I finished Star Wars Knights of the Old Republic. It really is one of the best console role playing games since Final Fantasy 7. I must have spent two hours just customizing light sabers. There is an encounter near the last 3 hours of the game that lets you choose to be good or evil. Evil was really really evil. This let me see both the good and bad guy endings with about two extra hours of work. The melee feats are a little out of control. My main soldier / jedi guardian character with two weapon 3, flurry 3, 24 strength, jedi haste 3, and all the weapon skills was so powerful that not one creature stood up to two rounds of combat. I had five attacks a round, almost all of them successfully hitting for about 35 points of damage. No D20 creature has more than 250 hitpoints so I was just ripping through everything. This was poorly balanced. Other than that, the game is a true joy. $200 for an Xbox and $50 for this game is a great deal.

I know that every American movie John Woo has made has sucked except for Face/off but I still got excited when I heard about Paycheck, a sci-fi movie based on a novel by Philip K. Dick of Bladerunner fame. The Paycheck trailer is available.

A good article on the social sides of Tivo and Netflix had me thinking about their comparisons and comparisons to other technologies. Like mp3s, cell phones, DVDs and the Internet, Tivo and Netflix are small changes that have huge bureaucrat ic opponents who would rather we all live in their simple boxes. Music should be fixed on a single medium (CDs, Tapes, Records), movies should be watched on degrading VHS tapes, people should watch prime time TV, people should pay long distance. The fat bureaucrats hate innovation because it threatens them to make or follow those innovations rather than sit in their big leather chairs, pinching their mistresses, drinking their bourbon, smoking their $50 cigars, and living off of the inconvenience of their customers. Companies like Netflix, Tivo, Apple, Cannon, and Sony help push innovation into improving our lives while companies like the RIAA, MPAA, TV Networks, cable companies, and local phone companies try to base their business on the destruction of good technology. Vote with your dollar.

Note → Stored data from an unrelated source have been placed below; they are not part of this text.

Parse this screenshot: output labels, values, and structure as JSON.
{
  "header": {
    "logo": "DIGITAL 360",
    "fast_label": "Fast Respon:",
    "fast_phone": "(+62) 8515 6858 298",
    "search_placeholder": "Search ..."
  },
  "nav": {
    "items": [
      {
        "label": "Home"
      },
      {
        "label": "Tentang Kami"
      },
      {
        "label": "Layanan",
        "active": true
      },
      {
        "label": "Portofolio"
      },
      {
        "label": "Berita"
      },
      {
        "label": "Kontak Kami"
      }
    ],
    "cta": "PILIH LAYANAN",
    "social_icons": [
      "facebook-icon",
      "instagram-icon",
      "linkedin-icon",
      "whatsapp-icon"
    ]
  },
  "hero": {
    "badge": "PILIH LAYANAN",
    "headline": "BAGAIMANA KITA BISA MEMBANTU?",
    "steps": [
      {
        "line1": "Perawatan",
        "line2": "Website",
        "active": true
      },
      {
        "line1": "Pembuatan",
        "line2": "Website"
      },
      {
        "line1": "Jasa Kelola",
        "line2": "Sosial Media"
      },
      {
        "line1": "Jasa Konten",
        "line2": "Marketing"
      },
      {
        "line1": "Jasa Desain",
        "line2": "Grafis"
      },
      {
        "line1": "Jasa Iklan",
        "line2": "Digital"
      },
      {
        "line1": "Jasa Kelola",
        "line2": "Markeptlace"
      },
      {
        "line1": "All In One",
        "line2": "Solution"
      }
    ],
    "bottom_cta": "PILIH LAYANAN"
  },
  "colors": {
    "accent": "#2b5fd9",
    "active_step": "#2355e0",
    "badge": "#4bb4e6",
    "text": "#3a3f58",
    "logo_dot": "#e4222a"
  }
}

I got with 1990s technology and picked up a Nokia 6800 cell phone. The internet connectivity isn't great but it is useful. This news for a cell phone page has all the news I care about in about 16k of space. Writing pages by the byte is a little more interesting than traditional HTML. A lot of the CSS markup goes away, as do lengthy "title" attributes. Now to figure out how to blog from it.